In the case of other candidacies, MORENA was not so lucky. In the state of Nuevo León, its candidate for governorwill be Clara Luz Flores Carrales, a twenty-two-year member of the PRI and mayor of the city of General Escobedo, who only left her former party in February 2020. In Campeche, meanwhile, the gubernatorial candidate will be Layda Sansores San Román — a thirty-year member of the PRI and the daughter of a former PRI governor of the state — who jumped through four other parties before landing on MORENA in 2014. The candidates for the states of Chihuahua and Colima, Juan Carlos Loera and Indira Vizcaíno Silva, have both been accused of leveraging their positions as federal “superdelegates” for electoral purposes. And in a late switch in the state of Guerrero, the party has chosen Félix Salgado Macedonio as its gubernatorial candidate, who is plagued by scandals and a troubling history of alleged sexual assault.

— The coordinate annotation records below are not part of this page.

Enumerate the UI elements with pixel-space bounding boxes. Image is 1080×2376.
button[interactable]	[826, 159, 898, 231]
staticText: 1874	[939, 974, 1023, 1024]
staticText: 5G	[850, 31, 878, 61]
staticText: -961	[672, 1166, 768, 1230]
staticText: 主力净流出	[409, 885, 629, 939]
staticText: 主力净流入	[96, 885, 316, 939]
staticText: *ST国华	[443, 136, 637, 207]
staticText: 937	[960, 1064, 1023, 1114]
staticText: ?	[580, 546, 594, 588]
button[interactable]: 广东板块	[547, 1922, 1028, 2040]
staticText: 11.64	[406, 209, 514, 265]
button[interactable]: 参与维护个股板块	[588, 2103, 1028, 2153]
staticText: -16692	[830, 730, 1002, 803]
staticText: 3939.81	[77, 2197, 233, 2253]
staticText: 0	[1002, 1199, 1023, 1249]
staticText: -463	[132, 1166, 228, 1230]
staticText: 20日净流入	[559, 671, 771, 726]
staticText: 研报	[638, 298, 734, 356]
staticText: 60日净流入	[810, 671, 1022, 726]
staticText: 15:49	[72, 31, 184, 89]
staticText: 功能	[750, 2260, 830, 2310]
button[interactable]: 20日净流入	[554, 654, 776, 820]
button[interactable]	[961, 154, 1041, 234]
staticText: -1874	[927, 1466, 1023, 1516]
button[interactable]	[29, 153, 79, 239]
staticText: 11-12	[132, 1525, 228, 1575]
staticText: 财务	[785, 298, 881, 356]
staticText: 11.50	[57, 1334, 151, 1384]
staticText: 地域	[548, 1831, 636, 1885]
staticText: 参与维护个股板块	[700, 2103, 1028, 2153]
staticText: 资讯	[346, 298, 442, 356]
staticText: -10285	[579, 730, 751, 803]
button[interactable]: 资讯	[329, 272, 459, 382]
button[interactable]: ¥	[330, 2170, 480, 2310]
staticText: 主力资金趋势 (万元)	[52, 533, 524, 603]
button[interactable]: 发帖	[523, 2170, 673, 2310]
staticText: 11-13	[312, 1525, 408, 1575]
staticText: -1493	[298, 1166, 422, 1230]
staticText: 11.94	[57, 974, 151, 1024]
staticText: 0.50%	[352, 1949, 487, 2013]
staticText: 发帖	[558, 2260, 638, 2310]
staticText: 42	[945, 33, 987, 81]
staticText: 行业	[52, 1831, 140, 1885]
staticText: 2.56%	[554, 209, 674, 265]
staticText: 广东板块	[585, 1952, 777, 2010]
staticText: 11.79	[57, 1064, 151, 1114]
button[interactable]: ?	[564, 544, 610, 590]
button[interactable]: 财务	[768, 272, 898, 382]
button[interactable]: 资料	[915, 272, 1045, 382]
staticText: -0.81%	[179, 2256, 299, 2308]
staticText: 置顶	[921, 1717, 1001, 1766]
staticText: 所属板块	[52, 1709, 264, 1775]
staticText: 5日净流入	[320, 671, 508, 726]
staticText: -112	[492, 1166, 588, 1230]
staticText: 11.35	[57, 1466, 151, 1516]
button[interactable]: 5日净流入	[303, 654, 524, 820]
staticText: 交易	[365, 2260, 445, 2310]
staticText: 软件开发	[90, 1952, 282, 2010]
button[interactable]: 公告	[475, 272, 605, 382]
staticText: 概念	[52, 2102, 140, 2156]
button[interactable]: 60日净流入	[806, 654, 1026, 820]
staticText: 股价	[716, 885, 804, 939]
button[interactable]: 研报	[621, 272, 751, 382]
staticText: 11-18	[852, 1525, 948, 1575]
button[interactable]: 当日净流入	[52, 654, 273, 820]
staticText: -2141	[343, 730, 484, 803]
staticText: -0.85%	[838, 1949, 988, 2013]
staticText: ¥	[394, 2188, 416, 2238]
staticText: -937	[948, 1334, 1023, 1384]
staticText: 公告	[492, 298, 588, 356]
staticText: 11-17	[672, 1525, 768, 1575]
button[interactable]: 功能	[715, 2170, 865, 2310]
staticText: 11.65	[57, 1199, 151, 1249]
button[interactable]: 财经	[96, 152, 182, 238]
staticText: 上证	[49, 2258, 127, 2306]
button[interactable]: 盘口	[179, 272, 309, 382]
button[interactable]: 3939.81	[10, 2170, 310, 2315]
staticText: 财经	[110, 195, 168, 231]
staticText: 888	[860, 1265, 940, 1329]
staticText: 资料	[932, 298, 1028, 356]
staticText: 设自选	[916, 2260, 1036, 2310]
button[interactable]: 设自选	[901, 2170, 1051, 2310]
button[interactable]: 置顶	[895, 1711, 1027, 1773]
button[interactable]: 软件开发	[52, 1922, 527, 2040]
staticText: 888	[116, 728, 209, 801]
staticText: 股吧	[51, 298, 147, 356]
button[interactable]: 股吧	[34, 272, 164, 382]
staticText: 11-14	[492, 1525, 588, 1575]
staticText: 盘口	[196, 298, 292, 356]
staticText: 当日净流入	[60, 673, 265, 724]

The selections in these and other states in favor of candidates from other parties or locally powerful family fiefs have left local activists demoralized and, in many cases, at loggerheads with the party leadership. Regardless of whether MORENA wins these races in contention (and polls show it’s in a strong position to do so), it will be that much harder to make the case that the party is categorically different, at least at the state level, from the other parties stacked up against it.

Following Through

In just the last few months, the MORENA-majority Congress has passed legislation to raise the minimum wage faster than inflation, reduce commissions on pension accounts, give workers control of their own housing benefit, and curb the operations of American intelligence agencies in Mexico, and it is on the brink of loosening marijuana laws to allow for possession and cultivation. This is work that must be continued and expanded over the next three years after a midterm election victory. But if the party continues to perpetuate the old, discredited practices of Mexican politics, its much-vaunted “fourth transformation” will inevitably come up short. Granted, changing an entrenched political culture is harder than passing a law — or three.

However, it was AMLO himself who repeatedly raised the bar so high for the moral revolution his movement was supposed to embody. Now it has no choice but to follow through.